Jacobs' quarterly results reflect stronger performance in the life sciences, data center, semiconductor, water and transportation sectors, alongside increased demand for digital consulting services, bolstering the quarter’s uptrend. With the announcement of acquiring the remaining stake in PA Consulting and favorable market fundamentals, Jacobs is optimistic about its performance in the remaining fiscal 2026. Adjusted net revenues are now expected to grow year over year between 6.5% and 10%, with adjusted EPS expected to be between $6.95 and $7.30.
United Rentals, Inc. URI reported lower-than-expected fourth-quarter 2025 results, with adjusted EPS and total revenues both missing the Zacks Consensus Estimate. On a year-over-year basis, the top line grew while the bottom line tumbled.
United Rentals’ fourth-quarter revenues improved year over year due to increased fleet productivity and strong demand across construction and industrial end markets. Growth in both general rentals and specialty segments supported the results. Customer optimism and healthy backlogs contributed to the overall strength. United Rentals expects to see continued growth in large projects and strong performance in the specialty segment. URI’s board of directors hiked the quarterly dividend payment by 10% to $1.97 per share ($7.88 per share annually).
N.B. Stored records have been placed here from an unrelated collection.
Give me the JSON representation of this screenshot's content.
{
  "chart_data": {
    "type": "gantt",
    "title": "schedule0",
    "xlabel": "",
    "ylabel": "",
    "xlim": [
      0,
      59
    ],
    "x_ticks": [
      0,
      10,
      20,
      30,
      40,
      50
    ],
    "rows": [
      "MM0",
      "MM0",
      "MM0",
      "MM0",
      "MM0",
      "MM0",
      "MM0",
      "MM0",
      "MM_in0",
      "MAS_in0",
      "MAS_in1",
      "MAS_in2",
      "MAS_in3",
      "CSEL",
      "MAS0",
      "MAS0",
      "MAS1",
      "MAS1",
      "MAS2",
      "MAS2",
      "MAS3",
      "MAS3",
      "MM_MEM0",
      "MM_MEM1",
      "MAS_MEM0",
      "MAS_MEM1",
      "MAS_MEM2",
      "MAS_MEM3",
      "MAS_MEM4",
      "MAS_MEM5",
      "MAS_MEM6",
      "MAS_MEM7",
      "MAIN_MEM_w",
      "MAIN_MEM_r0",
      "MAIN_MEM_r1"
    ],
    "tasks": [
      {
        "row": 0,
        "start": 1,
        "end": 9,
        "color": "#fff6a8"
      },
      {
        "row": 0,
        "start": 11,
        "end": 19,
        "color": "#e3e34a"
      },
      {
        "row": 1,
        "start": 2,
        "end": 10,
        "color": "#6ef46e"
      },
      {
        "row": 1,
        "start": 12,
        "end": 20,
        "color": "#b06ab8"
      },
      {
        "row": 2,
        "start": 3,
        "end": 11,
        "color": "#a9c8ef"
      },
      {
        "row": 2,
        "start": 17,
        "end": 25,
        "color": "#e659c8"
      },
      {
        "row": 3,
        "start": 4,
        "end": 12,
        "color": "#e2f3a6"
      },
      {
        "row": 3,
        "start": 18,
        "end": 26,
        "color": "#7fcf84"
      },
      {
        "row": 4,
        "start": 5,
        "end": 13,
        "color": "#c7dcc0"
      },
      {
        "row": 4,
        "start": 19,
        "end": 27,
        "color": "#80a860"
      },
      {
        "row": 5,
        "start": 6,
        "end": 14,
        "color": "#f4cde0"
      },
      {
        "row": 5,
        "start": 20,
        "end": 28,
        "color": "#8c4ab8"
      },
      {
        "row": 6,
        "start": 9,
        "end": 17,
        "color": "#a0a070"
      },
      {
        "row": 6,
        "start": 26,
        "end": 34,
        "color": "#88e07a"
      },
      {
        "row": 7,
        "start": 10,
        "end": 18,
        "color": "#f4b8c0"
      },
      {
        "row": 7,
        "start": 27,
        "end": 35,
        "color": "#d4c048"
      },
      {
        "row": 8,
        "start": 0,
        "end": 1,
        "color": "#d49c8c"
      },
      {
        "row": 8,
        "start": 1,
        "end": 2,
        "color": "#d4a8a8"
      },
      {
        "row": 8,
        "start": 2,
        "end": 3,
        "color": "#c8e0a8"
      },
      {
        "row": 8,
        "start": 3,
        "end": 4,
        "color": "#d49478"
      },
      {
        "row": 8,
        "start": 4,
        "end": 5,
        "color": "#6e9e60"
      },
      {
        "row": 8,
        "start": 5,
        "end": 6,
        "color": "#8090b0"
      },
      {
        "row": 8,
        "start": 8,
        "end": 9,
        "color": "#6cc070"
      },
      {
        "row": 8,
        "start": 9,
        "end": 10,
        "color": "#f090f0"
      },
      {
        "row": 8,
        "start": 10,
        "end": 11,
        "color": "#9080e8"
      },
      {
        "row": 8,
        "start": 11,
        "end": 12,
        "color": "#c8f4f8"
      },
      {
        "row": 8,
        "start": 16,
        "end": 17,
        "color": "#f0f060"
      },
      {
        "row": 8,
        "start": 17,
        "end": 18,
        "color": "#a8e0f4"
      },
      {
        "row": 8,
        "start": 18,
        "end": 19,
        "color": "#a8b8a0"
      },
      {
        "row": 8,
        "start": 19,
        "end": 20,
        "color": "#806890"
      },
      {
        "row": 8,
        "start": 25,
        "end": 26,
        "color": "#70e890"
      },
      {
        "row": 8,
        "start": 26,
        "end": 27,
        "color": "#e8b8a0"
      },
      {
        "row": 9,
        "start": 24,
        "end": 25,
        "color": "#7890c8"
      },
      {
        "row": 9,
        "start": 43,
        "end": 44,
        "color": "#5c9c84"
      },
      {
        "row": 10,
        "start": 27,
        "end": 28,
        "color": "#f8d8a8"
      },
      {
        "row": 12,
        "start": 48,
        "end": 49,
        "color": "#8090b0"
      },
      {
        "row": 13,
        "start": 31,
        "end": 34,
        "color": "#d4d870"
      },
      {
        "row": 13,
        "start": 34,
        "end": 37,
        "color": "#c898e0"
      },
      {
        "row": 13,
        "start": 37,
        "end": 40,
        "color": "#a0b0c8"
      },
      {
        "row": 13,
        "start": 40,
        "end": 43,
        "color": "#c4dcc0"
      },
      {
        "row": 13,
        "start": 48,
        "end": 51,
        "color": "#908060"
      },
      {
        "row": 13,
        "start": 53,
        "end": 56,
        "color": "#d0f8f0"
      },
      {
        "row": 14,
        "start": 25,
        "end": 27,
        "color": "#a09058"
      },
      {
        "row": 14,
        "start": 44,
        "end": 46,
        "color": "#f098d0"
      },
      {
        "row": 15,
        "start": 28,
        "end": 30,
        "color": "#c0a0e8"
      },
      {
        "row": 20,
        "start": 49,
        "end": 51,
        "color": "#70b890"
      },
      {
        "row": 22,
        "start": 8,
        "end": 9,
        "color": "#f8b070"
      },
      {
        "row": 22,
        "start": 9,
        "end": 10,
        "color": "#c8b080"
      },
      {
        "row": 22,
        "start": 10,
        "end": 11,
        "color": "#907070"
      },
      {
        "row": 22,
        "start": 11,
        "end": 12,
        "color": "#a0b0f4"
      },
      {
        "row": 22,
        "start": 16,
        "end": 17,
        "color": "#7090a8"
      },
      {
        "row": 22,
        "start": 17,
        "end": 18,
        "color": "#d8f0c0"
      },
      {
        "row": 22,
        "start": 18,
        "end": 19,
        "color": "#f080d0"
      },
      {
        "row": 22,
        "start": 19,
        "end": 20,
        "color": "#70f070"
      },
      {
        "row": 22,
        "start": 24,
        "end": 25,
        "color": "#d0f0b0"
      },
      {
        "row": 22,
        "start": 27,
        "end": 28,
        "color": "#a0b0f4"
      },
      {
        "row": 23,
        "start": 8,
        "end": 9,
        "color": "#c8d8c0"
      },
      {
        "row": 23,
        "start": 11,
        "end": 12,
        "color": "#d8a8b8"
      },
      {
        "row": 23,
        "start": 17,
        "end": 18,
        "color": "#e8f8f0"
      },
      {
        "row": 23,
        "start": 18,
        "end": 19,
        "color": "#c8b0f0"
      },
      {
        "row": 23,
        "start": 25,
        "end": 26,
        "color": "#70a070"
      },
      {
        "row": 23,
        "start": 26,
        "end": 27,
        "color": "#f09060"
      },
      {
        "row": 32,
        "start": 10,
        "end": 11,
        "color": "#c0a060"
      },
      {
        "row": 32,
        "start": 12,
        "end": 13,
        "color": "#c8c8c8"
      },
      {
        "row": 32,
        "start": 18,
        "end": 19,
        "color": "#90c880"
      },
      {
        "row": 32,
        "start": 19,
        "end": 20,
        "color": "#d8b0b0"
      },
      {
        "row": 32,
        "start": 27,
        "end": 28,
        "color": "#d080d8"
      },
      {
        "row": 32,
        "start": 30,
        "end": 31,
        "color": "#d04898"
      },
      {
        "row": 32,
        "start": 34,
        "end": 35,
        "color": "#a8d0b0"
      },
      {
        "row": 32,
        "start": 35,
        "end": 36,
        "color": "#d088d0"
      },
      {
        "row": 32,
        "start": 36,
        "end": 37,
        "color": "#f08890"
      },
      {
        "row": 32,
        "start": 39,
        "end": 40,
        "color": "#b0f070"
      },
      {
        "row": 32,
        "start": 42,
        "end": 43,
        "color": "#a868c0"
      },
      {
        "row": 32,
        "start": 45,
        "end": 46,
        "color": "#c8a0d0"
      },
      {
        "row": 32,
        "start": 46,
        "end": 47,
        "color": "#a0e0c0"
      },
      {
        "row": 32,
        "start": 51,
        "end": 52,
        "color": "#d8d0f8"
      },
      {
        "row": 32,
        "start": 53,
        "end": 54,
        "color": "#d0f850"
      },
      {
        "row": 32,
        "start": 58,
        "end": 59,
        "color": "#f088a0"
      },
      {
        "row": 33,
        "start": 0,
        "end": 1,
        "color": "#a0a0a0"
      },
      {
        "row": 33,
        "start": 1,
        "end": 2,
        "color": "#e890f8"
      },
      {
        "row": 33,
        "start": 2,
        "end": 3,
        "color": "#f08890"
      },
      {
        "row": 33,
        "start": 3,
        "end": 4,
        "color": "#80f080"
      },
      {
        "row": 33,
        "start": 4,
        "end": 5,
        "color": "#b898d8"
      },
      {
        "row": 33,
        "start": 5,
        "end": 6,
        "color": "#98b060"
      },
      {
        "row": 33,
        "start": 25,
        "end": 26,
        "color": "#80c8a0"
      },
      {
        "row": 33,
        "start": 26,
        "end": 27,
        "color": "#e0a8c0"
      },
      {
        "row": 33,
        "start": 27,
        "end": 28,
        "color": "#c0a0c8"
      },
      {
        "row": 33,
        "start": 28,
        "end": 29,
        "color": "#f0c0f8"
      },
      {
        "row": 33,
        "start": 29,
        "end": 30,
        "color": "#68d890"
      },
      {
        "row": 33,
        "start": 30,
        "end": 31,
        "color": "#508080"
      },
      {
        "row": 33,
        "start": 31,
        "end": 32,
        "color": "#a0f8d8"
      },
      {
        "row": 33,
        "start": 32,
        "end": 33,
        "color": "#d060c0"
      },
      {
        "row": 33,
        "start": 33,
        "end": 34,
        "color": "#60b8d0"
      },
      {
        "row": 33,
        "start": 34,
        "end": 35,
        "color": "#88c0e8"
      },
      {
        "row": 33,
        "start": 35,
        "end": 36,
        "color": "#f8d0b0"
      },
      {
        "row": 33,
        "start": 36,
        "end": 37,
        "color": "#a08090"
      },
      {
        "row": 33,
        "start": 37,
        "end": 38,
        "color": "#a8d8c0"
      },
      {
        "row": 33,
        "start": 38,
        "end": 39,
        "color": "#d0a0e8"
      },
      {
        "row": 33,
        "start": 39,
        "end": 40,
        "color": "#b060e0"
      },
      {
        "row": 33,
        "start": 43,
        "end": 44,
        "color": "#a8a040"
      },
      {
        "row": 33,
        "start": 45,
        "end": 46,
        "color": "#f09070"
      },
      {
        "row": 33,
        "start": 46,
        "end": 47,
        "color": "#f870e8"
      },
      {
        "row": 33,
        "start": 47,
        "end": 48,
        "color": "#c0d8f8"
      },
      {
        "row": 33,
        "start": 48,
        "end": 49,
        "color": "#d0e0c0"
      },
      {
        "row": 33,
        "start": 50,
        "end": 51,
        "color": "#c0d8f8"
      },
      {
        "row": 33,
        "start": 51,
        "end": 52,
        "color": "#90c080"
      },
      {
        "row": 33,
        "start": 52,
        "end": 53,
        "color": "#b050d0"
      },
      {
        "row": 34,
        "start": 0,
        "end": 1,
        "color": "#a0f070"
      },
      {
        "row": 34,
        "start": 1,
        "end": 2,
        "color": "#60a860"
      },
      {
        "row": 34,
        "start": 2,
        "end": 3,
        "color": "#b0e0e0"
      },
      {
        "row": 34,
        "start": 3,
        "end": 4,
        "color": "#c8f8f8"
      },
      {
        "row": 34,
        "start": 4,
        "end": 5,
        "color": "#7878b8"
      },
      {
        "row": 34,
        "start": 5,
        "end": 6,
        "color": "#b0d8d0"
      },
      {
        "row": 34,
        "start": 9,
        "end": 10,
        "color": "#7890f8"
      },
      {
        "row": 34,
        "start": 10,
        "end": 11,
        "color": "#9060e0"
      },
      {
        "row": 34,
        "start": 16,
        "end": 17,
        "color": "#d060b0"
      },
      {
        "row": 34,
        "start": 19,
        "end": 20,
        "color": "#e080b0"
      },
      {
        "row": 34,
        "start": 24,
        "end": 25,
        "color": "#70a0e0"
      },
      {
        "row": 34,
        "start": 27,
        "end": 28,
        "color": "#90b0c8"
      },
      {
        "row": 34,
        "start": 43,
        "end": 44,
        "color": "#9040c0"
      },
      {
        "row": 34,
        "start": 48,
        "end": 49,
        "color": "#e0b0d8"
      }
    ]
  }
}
Fluor FLR reported tepid fourth-quarter 2025 results, with adjusted earnings and revenues missing the Zacks Consensus Estimate and declining on a year-over-year basis.
Fluor management expects 2026 book-to-burn to exceed 1, supported by improving client confidence and prospects across LNG, gas-fired power, nuclear, mining and advanced technologies. Additionally, Fluor outlined a 2026 adjusted EBITDA target of $525-$585 million, reflecting confidence in margin quality and execution discipline under its “Grow & Execute” strategy.